Votre plage va disparaître

La Libre, Momento, 24h avec, sable, plagesC’est les vacances ! Les plagistes attendent avec impatience les hordes de touristes en quête de soleil pour rentabiliser leurs investissements. Mais la plage de votre enfance et le paradis blanc de votre lune de miel pourraient bien disparaître. Même si le sable, lui, est immortel.

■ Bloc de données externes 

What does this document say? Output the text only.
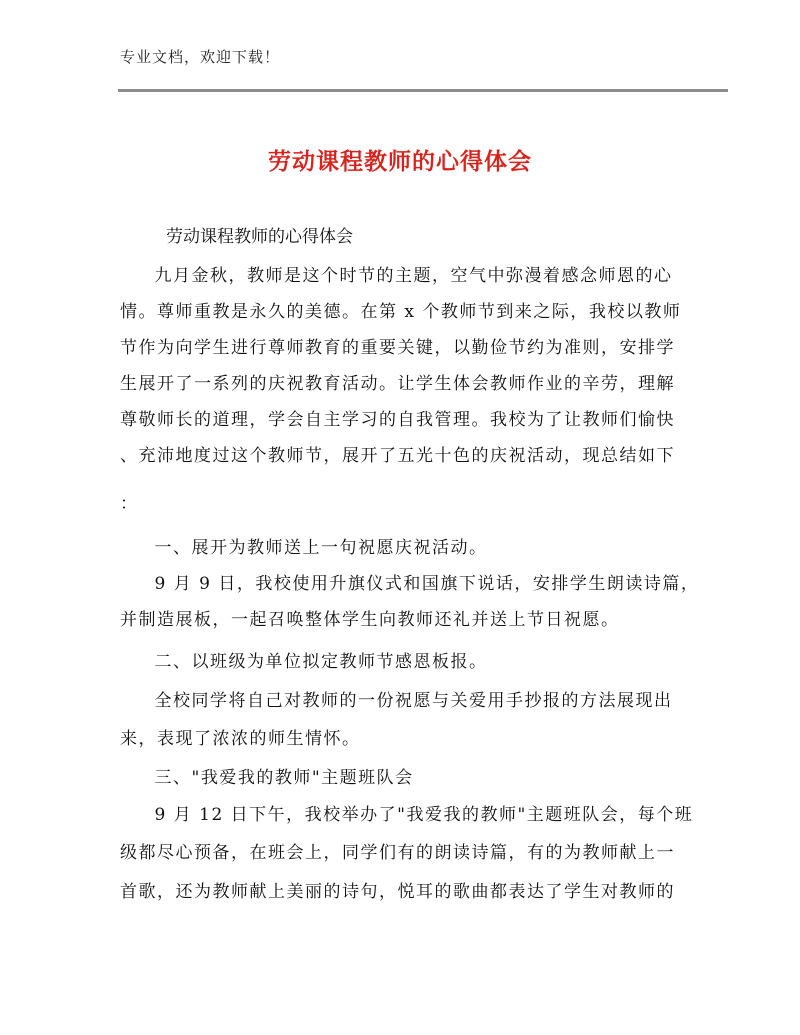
专业文档，欢迎下载！
劳动课程教师的心得体会
劳动课程教师的心得体会
　九月金秋，教师是这个时节的主题，空气中弥漫着感念师恩的心
情。尊师重教是永久的美德。在第 x 个教师节到来之际，我校以教师
节作为向学生进行尊师教育的重要关键，以勤俭节约为准则，安排学
生展开了一系列的庆祝教育活动。让学生体会教师作业的辛劳，理解
尊敬师长的道理，学会自主学习的自我管理。我校为了让教师们愉快
、充沛地度过这个教师节，展开了五光十色的庆祝活动，现总结如下
：
　一、展开为教师送上一句祝愿庆祝活动。
　9 月 9 日，我校使用升旗仪式和国旗下说话，安排学生朗读诗篇，
并制造展板，一起召唤整体学生向教师还礼并送上节日祝愿。
　二、以班级为单位拟定教师节感恩板报。
　全校同学将自己对教师的一份祝愿与关爱用手抄报的方法展现出
来，表现了浓浓的师生情怀。
　三、"我爱我的教师"主题班队会
　9 月 12 日下午，我校举办了"我爱我的教师"主题班队会，每个班
级都尽心预备，在班会上，同学们有的朗读诗篇，有的为教师献上一
首歌，还为教师献上美丽的诗句，悦耳的歌曲都表达了学生对教师的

Seul sur le sable: Valentin Dauchot


QUI N’A JAMAIS RÊVÉ DE s’étendre sur une plage déserte avec pour seule activité d’écouter les vagues se heurter une à une sur le rivage ? Les yeux aveuglés par le soleil, les mains plongées dans le sable blanc, et la question insoutenable de savoir si on a suffisamment chaud pour aller se jeter dans l’eau ou s’il faut encore se laisser cuire quelques minutes pour bien faire pénétrer la crème solaire. Détente absolue pour les uns, ennui mortel pour les autres, les plages incarnent à la fois le tourisme de masse et l’évasion naturelle, l’authenticité et les magasins de souvenirs, l’air pur et les déchets en tous genres, portées par un effet aussi bénéfique pour la santé que salvateur pour le moral. Peu de touristes occidentaux ont échappé au plaisir de retirer leurs chaussures pour continuer pieds nus sur le sable chaud du Sud, et aux heures passées ensuite à éjecter ce maudit sable de tout ce qui est entré en contact avec la plage. Mais combien d’entre nous se sont déjà demandé comment fonctionne une plage ? Pourquoi un littoral est blanc et l’autre gris ? Combien de temps est nécessaire pour recréer le sable collé sur nos serviettes, et dans quelles mesures ces plages sont-elles immortelles ?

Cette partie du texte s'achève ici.